Merci ! :) Dave Cobb a produit l’album et il est fantastique. On a enregistré "à l’ancienne" côté façon de faire, si je puis dire, avec des bandes magnéto de 2 pouces et il a fait du très beau travail, en plus d’être vraiment patient et talentueux. J’aime autant être en studio que jouer en live ; en fait, c’est du pur fun d’être en studio, parce que c’est sans limites, tu peux faire tout ce que tu veux, et jouer en live, j’adore la connexion avec les gens : c’est comme donner et recevoir, un échange incessant que j’apprécie beaucoup surtout quand le public est bon :)

Tu as cette superbe Fender de 1963 comme fidèle amie (Philip l’a amenée avec lui lors de l’interview et c’est une merveille de vécu :) Tu la présentes ?
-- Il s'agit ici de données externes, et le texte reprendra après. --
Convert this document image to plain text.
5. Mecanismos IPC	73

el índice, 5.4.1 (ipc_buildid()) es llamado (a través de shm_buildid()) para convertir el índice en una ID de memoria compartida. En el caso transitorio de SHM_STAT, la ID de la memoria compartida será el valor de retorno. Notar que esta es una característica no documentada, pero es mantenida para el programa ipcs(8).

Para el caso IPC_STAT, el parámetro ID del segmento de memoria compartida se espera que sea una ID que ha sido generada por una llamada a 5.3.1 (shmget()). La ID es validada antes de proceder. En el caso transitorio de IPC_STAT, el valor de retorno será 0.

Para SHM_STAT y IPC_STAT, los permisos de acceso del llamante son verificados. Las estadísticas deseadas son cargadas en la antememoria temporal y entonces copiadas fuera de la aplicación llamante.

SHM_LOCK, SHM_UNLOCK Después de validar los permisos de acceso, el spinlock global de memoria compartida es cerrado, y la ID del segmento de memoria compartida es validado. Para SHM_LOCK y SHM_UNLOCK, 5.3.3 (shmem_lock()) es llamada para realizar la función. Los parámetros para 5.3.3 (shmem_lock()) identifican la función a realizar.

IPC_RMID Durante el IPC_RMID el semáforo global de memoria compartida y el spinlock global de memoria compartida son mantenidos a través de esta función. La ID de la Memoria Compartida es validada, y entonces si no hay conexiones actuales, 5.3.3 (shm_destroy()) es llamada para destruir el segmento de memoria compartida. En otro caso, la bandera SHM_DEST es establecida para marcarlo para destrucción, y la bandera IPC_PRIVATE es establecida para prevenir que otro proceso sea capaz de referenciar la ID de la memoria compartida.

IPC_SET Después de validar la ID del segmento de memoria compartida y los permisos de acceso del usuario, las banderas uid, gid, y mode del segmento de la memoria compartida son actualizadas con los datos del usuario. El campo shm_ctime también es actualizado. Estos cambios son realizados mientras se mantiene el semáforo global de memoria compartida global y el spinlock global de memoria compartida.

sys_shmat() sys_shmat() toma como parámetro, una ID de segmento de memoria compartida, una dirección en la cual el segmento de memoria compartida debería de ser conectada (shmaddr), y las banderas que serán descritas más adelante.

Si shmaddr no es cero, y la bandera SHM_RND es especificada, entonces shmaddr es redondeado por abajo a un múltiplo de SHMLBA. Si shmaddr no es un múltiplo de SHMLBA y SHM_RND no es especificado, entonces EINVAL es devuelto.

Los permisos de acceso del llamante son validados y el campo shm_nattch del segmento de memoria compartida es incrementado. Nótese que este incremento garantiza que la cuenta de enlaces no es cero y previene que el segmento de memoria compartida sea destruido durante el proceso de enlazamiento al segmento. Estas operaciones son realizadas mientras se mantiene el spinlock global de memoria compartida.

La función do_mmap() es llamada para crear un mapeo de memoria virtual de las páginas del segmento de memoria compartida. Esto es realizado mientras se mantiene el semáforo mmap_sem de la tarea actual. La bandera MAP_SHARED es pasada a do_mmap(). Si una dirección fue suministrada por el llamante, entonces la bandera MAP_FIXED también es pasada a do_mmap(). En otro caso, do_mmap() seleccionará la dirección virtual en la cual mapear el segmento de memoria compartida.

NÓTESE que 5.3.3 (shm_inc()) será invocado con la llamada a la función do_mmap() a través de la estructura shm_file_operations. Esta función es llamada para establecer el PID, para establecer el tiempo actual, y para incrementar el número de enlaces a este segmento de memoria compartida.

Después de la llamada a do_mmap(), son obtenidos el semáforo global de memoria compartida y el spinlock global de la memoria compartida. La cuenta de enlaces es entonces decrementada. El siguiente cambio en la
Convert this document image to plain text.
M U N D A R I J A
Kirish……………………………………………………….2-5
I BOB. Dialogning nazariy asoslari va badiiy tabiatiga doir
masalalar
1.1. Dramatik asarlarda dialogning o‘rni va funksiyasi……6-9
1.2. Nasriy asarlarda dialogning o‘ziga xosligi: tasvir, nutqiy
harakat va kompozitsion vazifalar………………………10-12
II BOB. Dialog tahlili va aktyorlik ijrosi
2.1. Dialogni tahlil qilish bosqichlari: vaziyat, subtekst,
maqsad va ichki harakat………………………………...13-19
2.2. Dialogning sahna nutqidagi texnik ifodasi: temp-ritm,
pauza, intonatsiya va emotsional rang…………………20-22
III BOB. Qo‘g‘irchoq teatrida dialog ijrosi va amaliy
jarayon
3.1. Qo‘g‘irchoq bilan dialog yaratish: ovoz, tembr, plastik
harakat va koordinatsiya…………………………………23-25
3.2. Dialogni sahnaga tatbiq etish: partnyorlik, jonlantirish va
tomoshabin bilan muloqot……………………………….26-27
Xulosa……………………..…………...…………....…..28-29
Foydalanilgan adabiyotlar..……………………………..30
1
Son nom est « Mother » et je suis reconnaissant de l’avoir, tout comme ma Stratocaster de 62. Plus une Gibson, que j’aime beaucoup aussi. J’utilise pas mal de guitares différentes, mais celle dont j’aime le plus jouer est celle-ci et même chose en studio, c’est elle que j’utilise beaucoup. C’est un peu comme un jean que tu aimes et que plus tu portes, plus tu te sens super bien avec et là, ma Fender, c’est mon jean de 63 (rires)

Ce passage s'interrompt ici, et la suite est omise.